You have found a great place for support and info plus there's heaps of members around your age so you will be a very welcome addition. Good luck and welcome aboard!

Take care, :)
Dusty
 
Hi Christina, I agree with all the above!! Do something to keep it under control!! Good luck and welcome!!
 
Oh Christina, I feel for you. You have had a rough road thus far with CD, but I don't have to tell you that. You need to go on some type of medication. I have been where you are and refused to properly treat my CD. I have had three resections thus far and I know that sometime in the future, I will most likely need another. I'm 35, I feel much, much older than that. I have missed out on a great deal of life by not properly treating myself. I have the same concerns as you regarding the side effects of the meds used in treating CD. Just recently I have come to the conclusion that I need to take a leap and dive into treating my CD with some of the Biologics out there. I am going to start Humira, currently waiting on med to arrive. I am extremely nervous, but I know that I cannot go on living without treating my CD. Please believe me, you have to take this risk. I have voiced my concerns with my GI. He assures me that they will closely monitor my reaction to this med.
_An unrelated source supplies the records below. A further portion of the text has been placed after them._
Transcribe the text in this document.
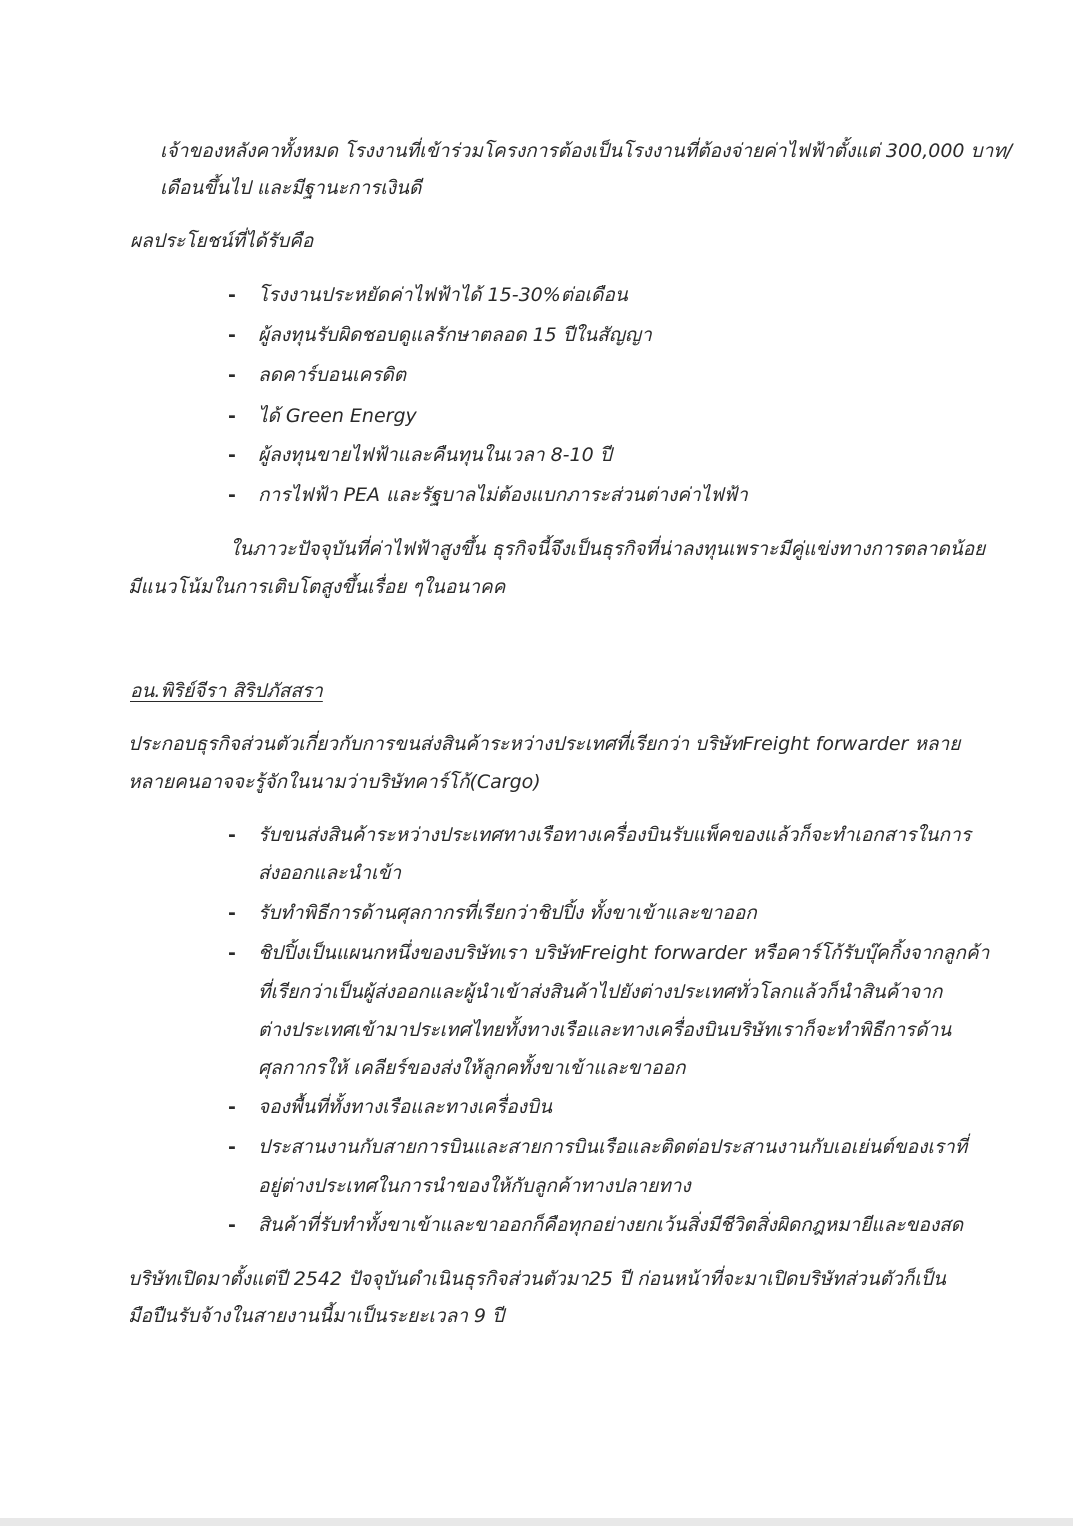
เจ้าของหลังคาทั้งหมด โรงงานที่เข้าร่วมโครงการต้องเป็นโรงงานที่ต้องจ่ายค่าไฟฟ้าตั้งแต่ 300,000 บาท/
เดือนขึ้นไป และมีฐานะการเงินดี
ผลประโยชน์ที่ได้รับคือ
- โรงงานประหยัดค่าไฟฟ้าได้ 15-30%ต่อเดือน
- ผู้ลงทุนรับผิดชอบดูแลรักษาตลอด 15 ปีในสัญญา
- ลดคาร์บอนเครดิต
- ได้ Green Energy
- ผู้ลงทุนขายไฟฟ้าและคืนทุนในเวลา 8-10 ปี
- การไฟฟ้า PEA และรัฐบาลไม่ต้องแบกภาระส่วนต่างค่าไฟฟ้า
ในภาวะปัจจุบันที่ค่าไฟฟ้าสูงขึ้น ธุรกิจนี้จึงเป็นธุรกิจที่น่าลงทุนเพราะมีคู่แข่งทางการตลาดน้อย
มีแนวโน้มในการเติบโตสูงขึ้นเรื่อย ๆในอนาคค
อน.พิริย์จีรา สิริปภัสสรา
ประกอบธุรกิจส่วนตัวเกี่ยวกับการขนส่งสินค้าระหว่างประเทศที่เรียกว่า บริษัทFreight forwarder หลาย
หลายคนอาจจะรู้จักในนามว่าบริษัทคาร์โก้(Cargo)
- รับขนส่งสินค้าระหว่างประเทศทางเรือทางเครื่องบินรับแพ็คของแล้วก็จะทำเอกสารในการ
ส่งออกและนำเข้า
- รับทำพิธีการด้านศุลกากรที่เรียกว่าชิปปิ้ง ทั้งขาเข้าและขาออก
- ชิปปิ้งเป็นแผนกหนึ่งของบริษัทเรา บริษัทFreight forwarder หรือคาร์โก้รับบุ๊คกิ้งจากลูกค้า
ที่เรียกว่าเป็นผู้ส่งออกและผู้นำเข้าส่งสินค้าไปยังต่างประเทศทั่วโลกแล้วก็นำสินค้าจาก
ต่างประเทศเข้ามาประเทศไทยทั้งทางเรือและทางเครื่องบินบริษัทเราก็จะทำพิธีการด้าน
ศุลกากรให้ เคลียร์ของส่งให้ลูกคทั้งขาเข้าและขาออก
- จองพื้นที่ทั้งทางเรือและทางเครื่องบิน
- ประสานงานกับสายการบินและสายการบินเรือและติดต่อประสานงานกับเอเย่นต์ของเราที่
อยู่ต่างประเทศในการนำของให้กับลูกค้าทางปลายทาง
- สินค้าที่รับทำทั้งขาเข้าและขาออกก็คือทุกอย่างยกเว้นสิ่งมีชีวิตสิ่งผิดกฎหมายีและของสด
บริษัทเปิดมาตั้งแต่ปี 2542 ปัจจุบันดำเนินธุรกิจส่วนตัวมา25 ปี ก่อนหน้าที่จะมาเปิดบริษัทส่วนตัวก็เป็น
มือปืนรับจ้างในสายงานนี้มาเป็นระยะเวลา 9 ปี
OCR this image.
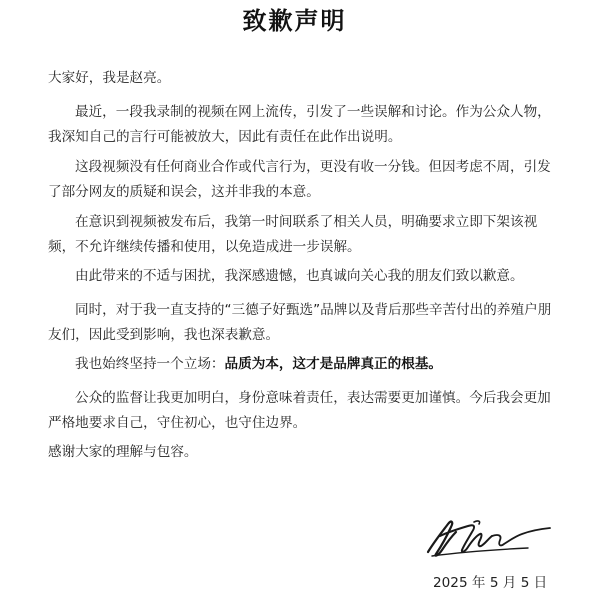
致歉声明
大家好，我是赵亮。
最近，一段我录制的视频在网上流传，引发了一些误解和讨论。作为公众人物，我深知自己的言行可能被放大，因此有责任在此作出说明。
这段视频没有任何商业合作或代言行为，更没有收一分钱。但因考虑不周，引发了部分网友的质疑和误会，这并非我的本意。
在意识到视频被发布后，我第一时间联系了相关人员，明确要求立即下架该视频，不允许继续传播和使用，以免造成进一步误解。
由此带来的不适与困扰，我深感遗憾，也真诚向关心我的朋友们致以歉意。
同时，对于我一直支持的“三德子好甄选”品牌以及背后那些辛苦付出的养殖户朋友们，因此受到影响，我也深表歉意。
我也始终坚持一个立场：品质为本，这才是品牌真正的根基。
公众的监督让我更加明白，身份意味着责任，表达需要更加谨慎。今后我会更加严格地要求自己，守住初心，也守住边界。
感谢大家的理解与包容。
2025 年 5 月 5 日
I am lucky to have a very open dialogue with my doc. Don't be afraid to discuss your concerns with your GI. If he/she doesn't want to give you the time and attention you feel you deserve, by all means find a doc that will. I probably beat this in the ground, but learn as much as you can about CD. Knowledge is power and with the 'net, you can learn so much about CD and current treatments. Arm yourself with options and become a key player in the treatment plan for your CD.
Your CD will not go away, as much as you try to deny it's presence. Not treating will most certainly lead you down a road you really don't want. You are very young still, don't throw away your youth to this awful disease. Fight it as best you can so you can enjoy life.
 
Hi Christina and welcome,
I am still addicted to the food network after all of my time not eating. I still end up in the hospital quite often and the nurses always ask me how I can watch that when I am not allowed to eat anything but it is kind of comforting to see it even if I cant see it. Good luck with everything.